Messi, 36, had initially considered a return to Barca, the club he had left in 2021 due to its financial crisis, while he also rejected a lucrative deal from Saudi Arabia's PIF fund to join Al-Hilal.
"I saw it as done at the end of May," Mas said. "I didn't want him to feel under pressure. We had spoken in Barcelona, Miami, Rosario, Doha ... I spent the whole World Cup in Qatar, watching Argentina.
"The Apple contract was very important to close the deal."
MLS broadcast partner Apple recently announced a four-part docuseries on AppleTV+ about Messi's World Cup journey, from his first tournament appearance in 2006 to eventual trophy in 2022.

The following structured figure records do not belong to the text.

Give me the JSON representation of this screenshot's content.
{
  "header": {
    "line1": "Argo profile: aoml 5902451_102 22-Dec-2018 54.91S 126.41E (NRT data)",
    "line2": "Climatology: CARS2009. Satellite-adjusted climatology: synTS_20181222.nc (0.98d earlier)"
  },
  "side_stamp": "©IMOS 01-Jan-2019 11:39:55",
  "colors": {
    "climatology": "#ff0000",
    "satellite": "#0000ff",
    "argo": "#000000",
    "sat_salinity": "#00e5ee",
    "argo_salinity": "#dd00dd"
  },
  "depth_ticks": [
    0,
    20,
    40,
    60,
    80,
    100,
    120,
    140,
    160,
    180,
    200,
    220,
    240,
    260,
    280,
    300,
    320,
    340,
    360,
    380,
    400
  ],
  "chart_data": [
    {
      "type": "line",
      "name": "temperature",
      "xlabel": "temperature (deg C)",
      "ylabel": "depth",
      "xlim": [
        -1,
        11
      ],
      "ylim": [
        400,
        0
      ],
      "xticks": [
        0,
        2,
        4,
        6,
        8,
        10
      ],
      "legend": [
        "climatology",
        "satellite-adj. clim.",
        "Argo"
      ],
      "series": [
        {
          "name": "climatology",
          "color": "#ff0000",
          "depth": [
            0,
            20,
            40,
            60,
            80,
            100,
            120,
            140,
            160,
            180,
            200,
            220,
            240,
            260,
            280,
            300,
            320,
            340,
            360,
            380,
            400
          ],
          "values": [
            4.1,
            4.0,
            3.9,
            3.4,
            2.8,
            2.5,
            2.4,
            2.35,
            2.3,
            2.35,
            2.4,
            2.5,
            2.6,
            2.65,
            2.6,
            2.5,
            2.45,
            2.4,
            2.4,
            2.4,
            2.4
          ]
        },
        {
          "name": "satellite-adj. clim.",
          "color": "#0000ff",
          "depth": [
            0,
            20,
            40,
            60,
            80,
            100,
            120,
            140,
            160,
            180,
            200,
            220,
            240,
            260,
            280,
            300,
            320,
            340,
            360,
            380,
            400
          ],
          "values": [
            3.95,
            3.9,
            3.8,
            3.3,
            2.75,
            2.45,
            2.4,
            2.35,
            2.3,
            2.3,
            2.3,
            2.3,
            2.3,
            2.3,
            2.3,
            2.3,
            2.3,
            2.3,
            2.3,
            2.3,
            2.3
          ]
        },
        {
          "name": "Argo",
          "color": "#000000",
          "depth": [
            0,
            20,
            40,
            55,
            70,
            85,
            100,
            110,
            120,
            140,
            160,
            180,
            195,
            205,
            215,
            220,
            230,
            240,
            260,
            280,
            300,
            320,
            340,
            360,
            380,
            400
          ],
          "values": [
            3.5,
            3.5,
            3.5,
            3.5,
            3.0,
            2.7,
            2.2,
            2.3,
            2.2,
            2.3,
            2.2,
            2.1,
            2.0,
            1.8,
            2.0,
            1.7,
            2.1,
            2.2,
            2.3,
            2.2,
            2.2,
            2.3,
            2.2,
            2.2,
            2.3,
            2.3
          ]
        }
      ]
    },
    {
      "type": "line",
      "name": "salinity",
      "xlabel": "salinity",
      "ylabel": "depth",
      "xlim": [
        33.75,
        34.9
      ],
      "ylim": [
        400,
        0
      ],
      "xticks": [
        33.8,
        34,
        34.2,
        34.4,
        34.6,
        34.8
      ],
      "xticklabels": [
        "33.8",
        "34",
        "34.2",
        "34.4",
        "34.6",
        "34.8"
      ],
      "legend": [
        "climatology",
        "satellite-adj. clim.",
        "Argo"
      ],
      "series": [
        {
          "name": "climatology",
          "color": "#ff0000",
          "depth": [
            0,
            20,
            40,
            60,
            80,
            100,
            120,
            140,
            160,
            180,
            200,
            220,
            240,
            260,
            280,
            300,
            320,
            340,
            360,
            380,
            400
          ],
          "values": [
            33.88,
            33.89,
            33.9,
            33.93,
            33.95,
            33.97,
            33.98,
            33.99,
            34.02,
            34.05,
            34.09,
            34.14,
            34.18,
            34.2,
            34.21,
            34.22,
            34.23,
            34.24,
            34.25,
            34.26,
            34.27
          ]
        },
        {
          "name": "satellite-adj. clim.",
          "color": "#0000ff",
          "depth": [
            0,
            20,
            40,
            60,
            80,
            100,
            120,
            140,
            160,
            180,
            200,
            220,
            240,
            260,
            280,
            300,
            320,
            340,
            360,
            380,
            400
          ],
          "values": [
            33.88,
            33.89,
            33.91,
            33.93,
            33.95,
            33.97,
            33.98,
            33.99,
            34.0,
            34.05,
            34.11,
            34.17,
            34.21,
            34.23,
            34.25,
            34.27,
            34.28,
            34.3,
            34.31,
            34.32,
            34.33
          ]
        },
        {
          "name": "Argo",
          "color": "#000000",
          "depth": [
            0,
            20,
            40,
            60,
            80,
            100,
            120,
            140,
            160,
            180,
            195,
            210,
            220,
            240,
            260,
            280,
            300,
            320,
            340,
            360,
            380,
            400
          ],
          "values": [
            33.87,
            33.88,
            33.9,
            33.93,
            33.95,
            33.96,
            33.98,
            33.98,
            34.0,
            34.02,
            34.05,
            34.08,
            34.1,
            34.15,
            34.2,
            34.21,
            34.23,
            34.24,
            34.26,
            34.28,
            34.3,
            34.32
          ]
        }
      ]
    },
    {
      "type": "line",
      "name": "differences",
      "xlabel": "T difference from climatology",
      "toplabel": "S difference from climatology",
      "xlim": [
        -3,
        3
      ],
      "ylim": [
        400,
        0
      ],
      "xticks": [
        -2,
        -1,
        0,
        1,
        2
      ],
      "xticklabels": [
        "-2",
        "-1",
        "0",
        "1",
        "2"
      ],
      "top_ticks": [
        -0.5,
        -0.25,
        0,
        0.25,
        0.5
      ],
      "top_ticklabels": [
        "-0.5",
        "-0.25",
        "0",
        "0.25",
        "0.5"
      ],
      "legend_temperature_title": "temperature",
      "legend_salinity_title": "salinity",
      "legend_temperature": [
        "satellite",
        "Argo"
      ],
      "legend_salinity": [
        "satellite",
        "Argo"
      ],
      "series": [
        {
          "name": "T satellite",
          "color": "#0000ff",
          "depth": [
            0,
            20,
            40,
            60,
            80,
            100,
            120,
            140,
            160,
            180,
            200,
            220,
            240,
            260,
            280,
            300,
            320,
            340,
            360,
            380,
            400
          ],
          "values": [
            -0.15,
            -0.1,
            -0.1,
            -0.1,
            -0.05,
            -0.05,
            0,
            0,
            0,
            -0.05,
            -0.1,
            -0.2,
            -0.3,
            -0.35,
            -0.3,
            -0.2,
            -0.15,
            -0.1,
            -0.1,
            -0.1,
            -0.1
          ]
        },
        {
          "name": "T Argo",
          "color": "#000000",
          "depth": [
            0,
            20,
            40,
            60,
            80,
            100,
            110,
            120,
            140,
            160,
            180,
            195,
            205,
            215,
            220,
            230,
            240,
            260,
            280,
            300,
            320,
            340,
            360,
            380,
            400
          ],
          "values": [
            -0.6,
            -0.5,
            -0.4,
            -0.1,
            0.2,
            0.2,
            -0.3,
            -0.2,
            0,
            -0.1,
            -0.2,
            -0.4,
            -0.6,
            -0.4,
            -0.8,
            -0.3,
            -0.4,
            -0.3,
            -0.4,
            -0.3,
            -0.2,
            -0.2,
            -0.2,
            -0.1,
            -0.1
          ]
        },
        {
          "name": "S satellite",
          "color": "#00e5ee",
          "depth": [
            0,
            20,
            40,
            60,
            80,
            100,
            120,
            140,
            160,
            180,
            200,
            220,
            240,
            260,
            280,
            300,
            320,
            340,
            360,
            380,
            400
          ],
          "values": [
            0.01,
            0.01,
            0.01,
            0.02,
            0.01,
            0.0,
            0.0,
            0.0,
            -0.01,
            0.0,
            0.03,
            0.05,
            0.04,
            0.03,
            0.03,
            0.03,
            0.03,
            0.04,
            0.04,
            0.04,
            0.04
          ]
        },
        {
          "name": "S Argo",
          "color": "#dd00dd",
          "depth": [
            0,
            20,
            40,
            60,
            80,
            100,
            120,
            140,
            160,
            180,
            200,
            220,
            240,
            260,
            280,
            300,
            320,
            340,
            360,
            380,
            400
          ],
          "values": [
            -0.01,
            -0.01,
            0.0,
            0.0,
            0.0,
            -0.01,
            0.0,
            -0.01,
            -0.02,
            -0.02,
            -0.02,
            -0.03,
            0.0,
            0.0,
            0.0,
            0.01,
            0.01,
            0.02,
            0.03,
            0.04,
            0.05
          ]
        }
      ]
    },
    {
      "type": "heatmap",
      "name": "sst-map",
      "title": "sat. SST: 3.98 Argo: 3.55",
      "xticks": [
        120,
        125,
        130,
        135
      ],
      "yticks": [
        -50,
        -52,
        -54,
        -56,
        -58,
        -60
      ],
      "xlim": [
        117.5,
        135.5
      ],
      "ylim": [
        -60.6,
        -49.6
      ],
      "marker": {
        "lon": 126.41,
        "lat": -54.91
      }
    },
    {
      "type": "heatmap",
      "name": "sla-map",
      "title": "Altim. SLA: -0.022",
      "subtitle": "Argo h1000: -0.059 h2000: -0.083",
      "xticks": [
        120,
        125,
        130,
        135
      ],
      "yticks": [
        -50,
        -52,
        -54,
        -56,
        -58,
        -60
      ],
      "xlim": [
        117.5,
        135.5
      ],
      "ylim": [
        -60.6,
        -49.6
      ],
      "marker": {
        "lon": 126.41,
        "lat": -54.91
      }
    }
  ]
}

Messi, who is on holiday, is expected to sign a contract with Inter Miami until December 2025, with an option year for 2026, while Mas confirmed the forward will earn "between £50 million and $60m per year."
Mas also confirmed long-standing interest in surrounding Messi with players he is familiar with, including Sergio Busquets and Jordi Alba. He also said Miami will make "two or three" further signings but played down reports that two of Messi's close friends -- former Barca forward Luis Suarez and Argentina winger Angel Di Maria -- could arrive this summer.
"He [Suarez] is under contract, he has a clause, and I don't know if this will materialise," Mas said. "We have also spoken to Di Maria but it seems that he is about to sign for another team."
Meanwhile, Barcelona president Joan Laporta said Messi did not want to return to the club because he "wanted less pressure."
"I understand it, but one thing has nothing to do with the other," Laporta told Spanish newspaper La Vanguardia.
"We had an agreement with LaLiga that we would dedicate part of the resources we have to Messi. It was included in the viability plan. We communicated it to Jorge Messi. He told me that Leo had had a very difficult year in Paris and that he wanted less pressure. With our option, he would have continued to be under pressure, and I understood his decision."